Она показалась Хоскинсу подходящей во всех отношениях. После подавляющей, сверхсовершенной, вселяющей трепет Мериэнн Левиен ему было с ней так легко, что он с трудом поборол желание принять ее на работу прямо так, безо всякого собеседования. Уже не впервые Хоскинс позволил бы себе поддаться внезапному порыву чувств.
Но он поборол свой порыв.
И что же? Не продлилось собеседование и пяти минут, как выяснилось, что Дороти Ньюкомб, к удивлению и огорчению Хоскинса, им не подходит.
До этого рокового мгновения все шло отлично. С ней было хорошо и приятно. И детей она несомненно любила: у нее было трое своих, а до этого она, старшая в большой семье, где постоянно болела мать, привыкла нянчить братишек и сестренок, с тех пор как себя помнила. Профессиональная подготовка тоже была на высоте. Больницы и клиники, в которых она работала, давали ей похвальные рекомендации; она с честью переносила труднейшие, самые невероятные условия жизни в первобытных племенах; ей нравилось работать с трудными детьми всякого рода и не терпелось заняться уникальной задачей, которую обещал проект «Стасис текнолоджиз».

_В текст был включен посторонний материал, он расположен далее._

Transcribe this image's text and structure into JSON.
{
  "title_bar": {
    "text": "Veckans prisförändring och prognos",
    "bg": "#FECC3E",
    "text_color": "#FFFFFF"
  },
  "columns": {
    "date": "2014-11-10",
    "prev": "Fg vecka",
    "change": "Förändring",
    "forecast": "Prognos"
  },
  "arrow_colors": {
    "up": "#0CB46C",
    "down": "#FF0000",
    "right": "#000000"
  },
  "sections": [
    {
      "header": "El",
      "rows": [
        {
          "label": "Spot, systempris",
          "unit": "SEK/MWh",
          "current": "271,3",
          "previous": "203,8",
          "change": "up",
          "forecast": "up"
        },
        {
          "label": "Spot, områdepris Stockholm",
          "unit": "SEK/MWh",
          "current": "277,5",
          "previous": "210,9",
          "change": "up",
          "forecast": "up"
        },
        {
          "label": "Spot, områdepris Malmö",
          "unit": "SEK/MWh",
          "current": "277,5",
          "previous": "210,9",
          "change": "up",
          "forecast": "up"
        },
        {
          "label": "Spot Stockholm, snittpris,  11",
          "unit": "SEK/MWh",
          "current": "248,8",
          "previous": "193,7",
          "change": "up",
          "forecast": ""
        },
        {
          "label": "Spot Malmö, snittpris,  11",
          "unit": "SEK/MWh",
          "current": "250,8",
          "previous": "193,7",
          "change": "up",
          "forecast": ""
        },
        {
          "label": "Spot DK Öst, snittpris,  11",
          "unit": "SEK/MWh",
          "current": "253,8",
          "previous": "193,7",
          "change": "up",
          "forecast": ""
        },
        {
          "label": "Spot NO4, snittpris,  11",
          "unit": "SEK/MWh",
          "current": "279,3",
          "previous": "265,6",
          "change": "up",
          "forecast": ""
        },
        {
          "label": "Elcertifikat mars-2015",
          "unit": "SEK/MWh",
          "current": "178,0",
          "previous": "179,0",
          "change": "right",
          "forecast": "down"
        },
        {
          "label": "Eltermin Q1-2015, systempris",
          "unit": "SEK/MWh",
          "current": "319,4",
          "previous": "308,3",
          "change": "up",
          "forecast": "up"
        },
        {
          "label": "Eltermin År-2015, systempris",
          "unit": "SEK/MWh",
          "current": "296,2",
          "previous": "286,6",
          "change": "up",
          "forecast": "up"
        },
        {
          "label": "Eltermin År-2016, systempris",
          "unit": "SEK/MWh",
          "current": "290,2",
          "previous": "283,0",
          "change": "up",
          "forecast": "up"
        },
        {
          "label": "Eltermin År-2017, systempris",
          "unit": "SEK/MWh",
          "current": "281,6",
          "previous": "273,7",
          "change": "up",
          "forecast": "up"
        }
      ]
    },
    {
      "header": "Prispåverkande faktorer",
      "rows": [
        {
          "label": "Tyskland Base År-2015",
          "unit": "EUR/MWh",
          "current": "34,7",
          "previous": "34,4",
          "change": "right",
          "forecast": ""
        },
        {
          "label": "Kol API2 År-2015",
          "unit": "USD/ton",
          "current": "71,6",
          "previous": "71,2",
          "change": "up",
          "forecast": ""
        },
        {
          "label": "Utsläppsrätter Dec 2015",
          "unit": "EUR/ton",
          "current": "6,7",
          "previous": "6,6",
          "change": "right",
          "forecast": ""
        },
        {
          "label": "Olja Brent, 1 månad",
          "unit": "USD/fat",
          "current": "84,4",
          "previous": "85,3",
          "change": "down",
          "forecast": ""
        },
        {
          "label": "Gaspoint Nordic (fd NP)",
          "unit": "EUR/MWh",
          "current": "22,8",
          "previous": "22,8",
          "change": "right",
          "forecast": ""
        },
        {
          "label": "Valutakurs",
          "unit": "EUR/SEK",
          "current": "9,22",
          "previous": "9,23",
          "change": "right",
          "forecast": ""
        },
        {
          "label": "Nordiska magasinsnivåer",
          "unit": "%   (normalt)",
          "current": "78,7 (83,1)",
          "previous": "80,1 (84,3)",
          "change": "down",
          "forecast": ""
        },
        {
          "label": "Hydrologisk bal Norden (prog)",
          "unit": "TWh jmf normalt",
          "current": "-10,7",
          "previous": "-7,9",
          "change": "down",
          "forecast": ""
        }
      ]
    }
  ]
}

Но затем разговор зашел о том, почему она хочет уйти со своей теперешней работы — с видной и, наверное, хорошо оплачиваемой должности главной сестры в детском лечебном центре одного южного штата — и затвориться в засекреченной, тщательно охраняемой «Стасис текнолоджиз». Тут Дороти Ньюкомб сказала:
— Я знаю, что от многого отказываюсь, переходя к вам. Но многое и приобретаю. Я не только буду заниматься своей любимой работой в таких обстоятельствах, в которых никому еще не приходилось, но еще и этот противный Брюс Маннхейм наконец отвяжется от меня.
Хоскинса прохватило холодком.
— Брюс Маннхейм? Адвокат по правам детей?
— А разве есть другой?
Хоскинс затаил дыхание. Маннхейм! Этот краснобай! Этот возмутитель спокойствия! Как только Дороти Ньюкомб угораздило с ним связаться? Совершенно неожиданно и крайне нежелательно.
— Значит, у вас, — осторожно начал он, — имеются какие-то разногласия с Брюсом Маннхеймом?
— Разногласия? — засмеялась она. — Да уж. Он возбудил дело против нашей больницы. А точнее, против меня. Я ведь одна из ответчиков по делу. Полгода уже как мучаемся.
У Хоскинса засосало под ложечкой, и он стал рыться в бумагах на столе, пытаясь восстановить равновесие.
— Отдел кадров об этом не упоминает.